Noirvember Review: ‘A Cry in the Night’
Every November fans of classic cinema celebrate one of the great genres of filmdom, the film noir. These beloved films ensure fans get their fill of; gritty streets, tough detectives, dark alleys, mysterious femme fatales, seedy bars, villainous gangsters, and a unique moody style. This month I will be looking at some of the great noir films of all time for what has been dubbed Noirvember.
We are all familiar with the cinematic trope of the jaded but high strung cop who makes every case personal. But what if the case he ends up on actually is personal? Does that cop take things to the next level to solve it and ensure justice is done? This is the concept behind the 1956, film nor A Cry in the Night. The film was adapted from the book All Through the Night by Whit Masterson, and should you try to find anything about the life and times of this prolific pulp writer good luck. This was actually a pseudonym used by the collaborative team of H. Bill Miller and Robert Wade. The film was produced by Alan Ladd’s company Jaguar Productions, the star’s short-lived production company, that frequently collaborated with Warner Bros.

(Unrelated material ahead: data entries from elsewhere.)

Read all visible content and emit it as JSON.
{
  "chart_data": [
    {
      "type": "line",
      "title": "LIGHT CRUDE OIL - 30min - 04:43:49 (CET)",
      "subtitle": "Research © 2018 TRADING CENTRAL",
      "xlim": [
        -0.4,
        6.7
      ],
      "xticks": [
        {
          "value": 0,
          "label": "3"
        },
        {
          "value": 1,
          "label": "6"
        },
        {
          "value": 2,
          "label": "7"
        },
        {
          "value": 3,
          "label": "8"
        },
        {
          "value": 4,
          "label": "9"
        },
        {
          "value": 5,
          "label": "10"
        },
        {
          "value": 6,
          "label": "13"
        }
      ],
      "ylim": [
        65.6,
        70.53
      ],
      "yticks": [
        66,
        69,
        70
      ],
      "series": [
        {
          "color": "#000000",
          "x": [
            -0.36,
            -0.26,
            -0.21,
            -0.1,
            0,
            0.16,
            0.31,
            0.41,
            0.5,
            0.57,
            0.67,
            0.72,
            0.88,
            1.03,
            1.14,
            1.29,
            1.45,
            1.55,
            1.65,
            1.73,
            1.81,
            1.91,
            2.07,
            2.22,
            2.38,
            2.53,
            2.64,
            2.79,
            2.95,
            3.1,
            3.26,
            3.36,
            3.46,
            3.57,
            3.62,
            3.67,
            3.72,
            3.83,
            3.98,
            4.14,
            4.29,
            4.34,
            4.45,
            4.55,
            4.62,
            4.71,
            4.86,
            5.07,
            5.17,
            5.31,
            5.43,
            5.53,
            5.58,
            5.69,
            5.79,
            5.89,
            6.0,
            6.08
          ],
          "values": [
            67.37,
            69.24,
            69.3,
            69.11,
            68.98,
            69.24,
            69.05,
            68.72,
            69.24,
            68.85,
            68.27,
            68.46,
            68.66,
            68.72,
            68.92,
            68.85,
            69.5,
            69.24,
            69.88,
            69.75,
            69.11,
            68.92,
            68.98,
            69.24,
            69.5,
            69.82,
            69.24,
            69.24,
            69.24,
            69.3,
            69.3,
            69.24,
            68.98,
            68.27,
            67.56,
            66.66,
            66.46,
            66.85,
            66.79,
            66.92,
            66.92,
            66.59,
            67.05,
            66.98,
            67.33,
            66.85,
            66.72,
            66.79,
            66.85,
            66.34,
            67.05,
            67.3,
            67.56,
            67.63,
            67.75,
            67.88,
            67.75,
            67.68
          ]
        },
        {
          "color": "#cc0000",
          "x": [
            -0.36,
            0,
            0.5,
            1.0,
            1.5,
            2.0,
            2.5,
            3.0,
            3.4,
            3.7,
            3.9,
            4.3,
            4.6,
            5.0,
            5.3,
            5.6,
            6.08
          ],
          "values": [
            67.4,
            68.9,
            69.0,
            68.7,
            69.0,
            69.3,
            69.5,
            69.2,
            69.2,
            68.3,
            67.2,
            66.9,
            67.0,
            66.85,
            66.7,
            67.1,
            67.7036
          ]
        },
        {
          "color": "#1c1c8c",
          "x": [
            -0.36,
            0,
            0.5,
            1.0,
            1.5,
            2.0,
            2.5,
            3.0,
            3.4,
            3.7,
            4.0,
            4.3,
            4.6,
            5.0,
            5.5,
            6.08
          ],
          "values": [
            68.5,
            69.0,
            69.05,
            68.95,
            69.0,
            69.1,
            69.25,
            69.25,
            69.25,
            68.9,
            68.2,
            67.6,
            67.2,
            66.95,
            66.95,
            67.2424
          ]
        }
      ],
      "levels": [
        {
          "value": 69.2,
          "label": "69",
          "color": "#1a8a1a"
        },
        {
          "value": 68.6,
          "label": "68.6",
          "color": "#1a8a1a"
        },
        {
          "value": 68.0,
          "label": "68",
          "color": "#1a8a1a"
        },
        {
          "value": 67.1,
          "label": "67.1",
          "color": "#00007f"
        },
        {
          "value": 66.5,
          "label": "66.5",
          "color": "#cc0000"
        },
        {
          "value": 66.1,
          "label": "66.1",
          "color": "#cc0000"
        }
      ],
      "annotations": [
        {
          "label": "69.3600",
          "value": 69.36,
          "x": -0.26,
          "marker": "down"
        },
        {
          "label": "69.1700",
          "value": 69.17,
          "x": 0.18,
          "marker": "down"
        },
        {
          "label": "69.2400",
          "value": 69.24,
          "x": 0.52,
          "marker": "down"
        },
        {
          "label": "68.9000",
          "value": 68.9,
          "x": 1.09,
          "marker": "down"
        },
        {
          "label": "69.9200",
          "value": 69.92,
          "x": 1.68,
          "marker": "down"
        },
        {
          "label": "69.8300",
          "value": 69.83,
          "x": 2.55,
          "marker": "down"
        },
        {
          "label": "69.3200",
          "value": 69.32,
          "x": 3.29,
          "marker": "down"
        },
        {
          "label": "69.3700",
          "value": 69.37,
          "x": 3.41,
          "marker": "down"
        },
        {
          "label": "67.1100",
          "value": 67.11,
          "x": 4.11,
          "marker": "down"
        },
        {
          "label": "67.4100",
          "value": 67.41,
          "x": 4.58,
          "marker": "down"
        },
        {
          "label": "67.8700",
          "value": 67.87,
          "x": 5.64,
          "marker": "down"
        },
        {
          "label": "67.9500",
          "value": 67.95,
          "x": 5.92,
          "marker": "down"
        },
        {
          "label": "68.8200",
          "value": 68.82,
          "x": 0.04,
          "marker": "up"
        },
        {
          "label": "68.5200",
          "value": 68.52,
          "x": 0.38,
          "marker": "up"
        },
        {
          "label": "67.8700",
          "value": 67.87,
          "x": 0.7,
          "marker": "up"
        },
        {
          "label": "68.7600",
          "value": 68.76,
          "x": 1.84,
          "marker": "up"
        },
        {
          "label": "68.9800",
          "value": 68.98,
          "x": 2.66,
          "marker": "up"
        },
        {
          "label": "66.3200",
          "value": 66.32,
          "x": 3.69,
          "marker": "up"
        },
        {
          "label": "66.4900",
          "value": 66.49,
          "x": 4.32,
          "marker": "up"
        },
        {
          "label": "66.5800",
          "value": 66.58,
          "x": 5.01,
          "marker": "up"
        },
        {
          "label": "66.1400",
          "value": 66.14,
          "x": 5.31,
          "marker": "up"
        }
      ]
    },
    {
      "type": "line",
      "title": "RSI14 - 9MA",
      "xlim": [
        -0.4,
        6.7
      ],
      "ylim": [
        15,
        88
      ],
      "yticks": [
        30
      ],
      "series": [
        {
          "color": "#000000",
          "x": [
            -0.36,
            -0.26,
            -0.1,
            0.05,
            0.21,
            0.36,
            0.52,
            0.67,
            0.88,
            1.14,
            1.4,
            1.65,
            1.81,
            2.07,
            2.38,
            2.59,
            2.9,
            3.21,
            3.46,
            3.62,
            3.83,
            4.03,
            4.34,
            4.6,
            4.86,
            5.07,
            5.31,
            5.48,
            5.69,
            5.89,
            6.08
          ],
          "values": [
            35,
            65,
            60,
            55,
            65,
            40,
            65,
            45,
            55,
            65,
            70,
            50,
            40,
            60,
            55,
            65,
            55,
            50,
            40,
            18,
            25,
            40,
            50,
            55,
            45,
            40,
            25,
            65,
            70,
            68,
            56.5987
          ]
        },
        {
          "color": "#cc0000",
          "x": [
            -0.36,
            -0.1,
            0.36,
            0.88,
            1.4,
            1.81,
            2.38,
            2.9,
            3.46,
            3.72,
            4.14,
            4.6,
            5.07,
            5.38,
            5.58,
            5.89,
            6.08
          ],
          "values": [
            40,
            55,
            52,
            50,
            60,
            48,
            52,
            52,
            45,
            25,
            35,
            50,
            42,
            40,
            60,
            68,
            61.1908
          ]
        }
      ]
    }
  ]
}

On a seemingly quiet night, teenagers Liz Taggart and her boyfriend head up to a local lover’s lane. But expectations of adolescent romance are ruined when Harry Loftus attacks, brutally beating the boyfriend and leaving him for dead and kidnapping Liz. Word that his daughter has been kidnapped reaches her father, Police Captain Dan Taggart. An already tightly strung cop, this, understandably, sends Tagagrt into a frenzy while his partner Ed Bates attempts in vain to be a calming counterbalance to solve the case. As this night rages on, Liz is trapped in the dungeon-esque hideaway with Harry forced to play a psychological game of cat-and-mouse with a troubled lunatic in order to stay alive.
Of all the film noir heavies Raymond Burr played throughout his career this one is possibly my favorite. The actor delivers a truly creepy performance as the disturbed Harry Loftus. In the source material his character is a one-note brutish sex fiend, but Burr portrays Loftus as a repressed and troubled man who has deep psychologically rooted issues with women. The movie strongly implies the fact that Liz is far from the first victim he has brought to his lair at an old foundry, and if not stopped, she will not be his last. You truly get the feeling for the hopelessness of his co-star Natalie Wood’s character. As a petite teenage girl she has no hope of overpowering her hulking captor, so she has any hope of surviving she has to rely on psychological tactics. The razor-sharp chemistry Burr and Wood share with one another is the driving force behind Cry in the Night. Despite being polar opposites, the two characters are both driven by parental issues. Having an overbearing father exercising authority with a heavy-hand is nothing new for teenagers, but when said father is a cop Liz has that issue with an extra dose. Despite being a dangerous criminal, Harry, in many ways, has the mental status of a child thanks to the treatment he endured at the hands of his mother played memorably by Carol Veazie.
While the A-story between Natalie Wood and Raymond Burr is what gives this film its edge, the flipside of the plot is just as interesting. Two familiar faces to noiristas Edmond O’Brien and Brian Donlevy, are natural in anchoring the police procedural aspect of A Cry in the Night. They fulfill the standard good cop/good cop dichotomy with ease as O’Brien adds extra layers to the proceedings. He is a hot-head who is understandably out to burn down the world with a fury to rescue his daughter and make the kidnapper pay. Along the way he is forced to confront the toll his attitude has taken on those around him.
As previously mentioned, A Cry in the Night was produced by Alan Ladd through his Jaguar Productions. While the star of The Blue Dahlia and Shane did not appear in the film, he did lend his vocals tp a voiceover role. That being said the crew was filled with many of his frequent collaborators, including Frank Tuttle at the helm, the filmmaker who directed Ladd in his starmaking performance in the noir masterpiece This Gun for Hire. In that film, Tuttle envisioned an underworld filled with equal parts grit and darkness, and he brought this same aesthetic to A Cry in the Night. The hideout where Harry is hiding the kidnapped Liz has a fitting industrialized terror with just enough dark exaggerated to a real and grounded setting. While this is more of a straight forward crime picture than his previous pulp outings, Tuttle does manage to bring out the most interesting plot elements and play into them.
With and all-star cast and solid direction A Cry in the Night is a solid crime thriller. For anyone looking to begin their first steps in exploring the dark and dangerous world of film noir this is an ideal introduction to the style. A straightforward pulp flick with a number of the hallmark’s that defined the film noir cycle.